Dr. Shari Marchbein, MD, FAAD, board-certified dermatologist and a fellow of the American Academy of Dermatology, adds that acne has long been marketed the wrong way, leaving its medical component out of messaging.
“We don’t have a cure for diabetes, or high blood pressure, or thyroid disease, and acne is the same: It’s a chronic medical condition, for which there is no cure. But we have wonderful treatments,” Dr. Marchbein says. “People think of acne as cosmetic issue, which it certainly is not. There are cosmetic implications like scarring or hyperpigmentation, but I think we really need to have a shift in the way we think about acne.”
Both Dr. Bhanusali and Dr. Marchbein insist isotretinoin is the closest you can get to clear skin, but there are new alternatives. Accure is a laser system developed for treating acne, while topical prescription cream Winlevi targets oil production to prevent breakouts. And of course, there’s spironolactone, an oral blood pressure medication, used off-label to help with hormonal acne in women.
What do all these treatments have in common? They must be prescribed by a doctor. “These are medicines that need to be used under the direction and care of the dermatologist, period,” says Dr. Marchbein. “We don’t just get our own high blood pressure medicine. We don’t just prescribe ourselves centroid for thyroid disease. There’s a reason that we have board-certified physicians.”
However, we’re not too far off from an emergency overnight fix for pimples—you know, the ones that always seem to pop up before a big event.
“[An overnight treatment] will exist and I think we’re getting better with that.
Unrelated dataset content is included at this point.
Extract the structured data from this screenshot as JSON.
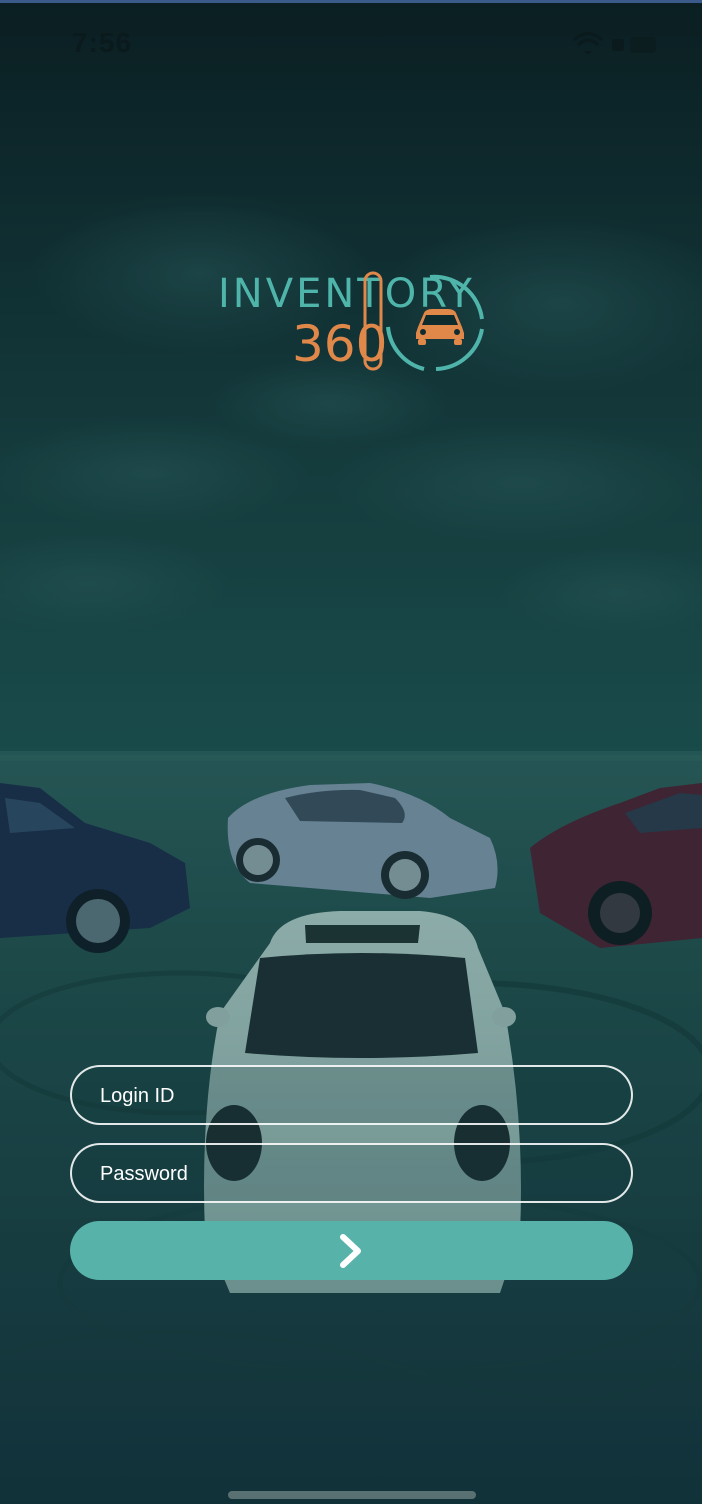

I can say [from my experience] working on some things,” says Dr. Bhanusali. “The next iteration of acne patches will have targeted treatment, depending on the technology. So, on a pimple-by-pimple basis, we will have better options in the next year or two. Improvements in delivery, getting actives to where they need to be. Most pimple patches are just removing debris and waste. But you can have different actives that play a part in wound healing and pigmentation.”